I still use a stethoscope.  It's not a collector's item yet, but I don't think it will be much longer. 

Comments

  1. One thunderstorm or one beaurocratic whim and your records are gone. Obsolete or trendy new software will make reading old records impossible.
    nothing is a durable as paper.
    And more secret too.

    ReplyDelete
  2. I never quite know what to think when I read articles on the "death of the doctor-patient relationship." Some years ago now, in the early 2000s, an MD/MBA whiz in our area established a multispecialty practice that has been growing leaps and bounds. His group was the first in the area to use laptops in the exam rooms etc. People wept about the "impersonal" nature of it all, and the founder was interviewed in a local media outlet as saying (and I'm paraphrasing it here) "Marcus Welby is dead, this is medicine now. Get over it." People were appalled.

    My PCP is part of that practice, and a very early adopter of all things technological. He is also the most human, humane, and engaged physician I have ever encountered, before or after the technological revolution. If anyone knows well how to balance technology and humanity, it is this man, I wish I could clone him for everyone else to see that it's not just "get over it." Lest you think he is an anomaly, I have seen a half a dozen specialists in the practice over the years, some for a visit or two, some ongoing: gastroenterologist, orthopedic specialist, cardiologist, etc. All very young (well, in comparison to me). Every single one of them has known how to balance the relationship--admittedly, some better than others, but then again, not all docs were Marcus Welby types before the revolution either.

    I am a bit amused that the hard-line, "get over it" mantra came from the top of this practice, and yet the front line docs are about as far from that attitude as can be. Perhaps I have just been lucky.

    If your stethoscope becomes a museum piece in the coming age of medical wizardry, I don't worry that means that the human relationship will disappear. Those who want it to continue in conjunction with all the bells and whistles will find a way to make it so.

    ReplyDelete
  3. JPC Ph.D.has it right. Technology can augment and not detract from the human element. Unfortunately, the regulatory and economic factors are not keeping pace. So far the main technologic impact on medical practice has been the electronic medical record.
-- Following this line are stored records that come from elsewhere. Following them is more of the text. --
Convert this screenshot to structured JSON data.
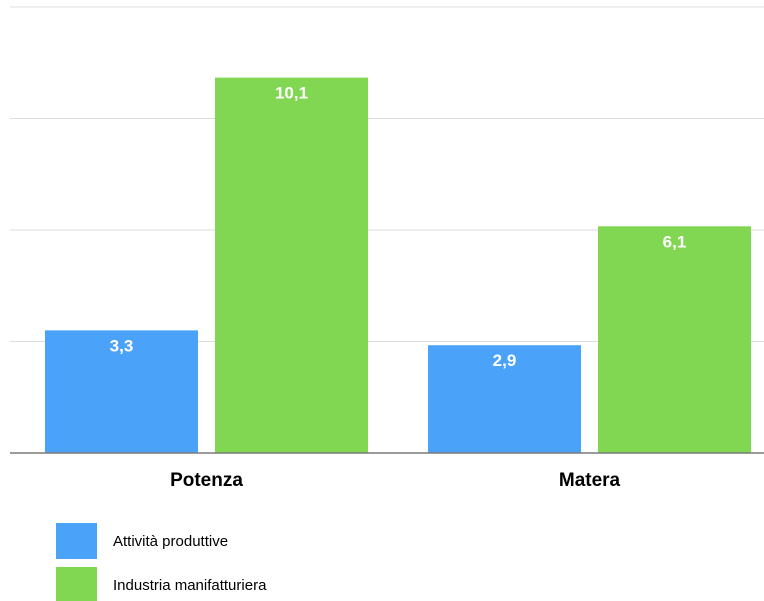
{
  "chart_data": {
    "type": "bar",
    "categories": [
      "Potenza",
      "Matera"
    ],
    "series": [
      {
        "name": "Attività produttive",
        "values": [
          3.3,
          2.9
        ],
        "labels": [
          "3,3",
          "2,9"
        ],
        "color": "#4aa3f8"
      },
      {
        "name": "Industria manifatturiera",
        "values": [
          10.1,
          6.1
        ],
        "labels": [
          "10,1",
          "6,1"
        ],
        "color": "#81d752"
      }
    ],
    "title": "",
    "xlabel": "",
    "ylabel": "",
    "ylim": [
      0,
      12
    ],
    "y_gridlines": [
      0,
      3,
      6,
      9,
      12
    ],
    "y_tick_labels_shown": false,
    "grid": true,
    "legend_position": "bottom-left",
    "colors": {
      "gridline": "#dcdcdc",
      "baseline": "#7a7a7a",
      "label_text": "#ffffff"
    }
  }
}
Physicians like myself remain enslaved by medical record-keeping software that demands that we ring every bell and blow every whistle to document our encounter. Reimbursement remains irrational and "accountable care" is a long way off. Meanwhile we are working longer hours for less pay in the name of what is for the most part meaningless use.
    I'm not worried about the impact on this physician's humanity, whether it is that of the laptop in my hand or the amazing technologies to come. I am worried about who will pay for it and how. We need single-payer health care, standard record-keeping software, and rational reward systems for those of us who have to do the adapting. No technology will provide the political will that is needed to encourage these changes.
    Physicians must lead. We should be talking about this problem as vocally as about stool DNA testing for colon polyps.

    ReplyDelete
  4. "Coronary bypass surgery performed robotically by a surgeon in New York City on a patient in Abu Dhabi."

    Actually if for-profit care has its way it will be coronary bypass surgery performed robotically by someone, who might be a surgeon, in some third world country on a patient in New York City.

    ReplyDelete
  5. Comments appreciated. I surmise that if most physicians were queried, they would agree that medical technology has diminished the doctor-patient relationship. I suspect that most patients, particularly those who are at least 50 years old, would agree. Many are quick to champion the advantages of techno-medicine, while ignoring or glossing over the costs, many of which are intangible.
    @David, who had the courage to sign his own name, I admit I have a visceral hostility against single payer, but I'm not informed or smart enough to offer the solution here. I did not support Obamacare and its implementation and future direction have not dislodged my view.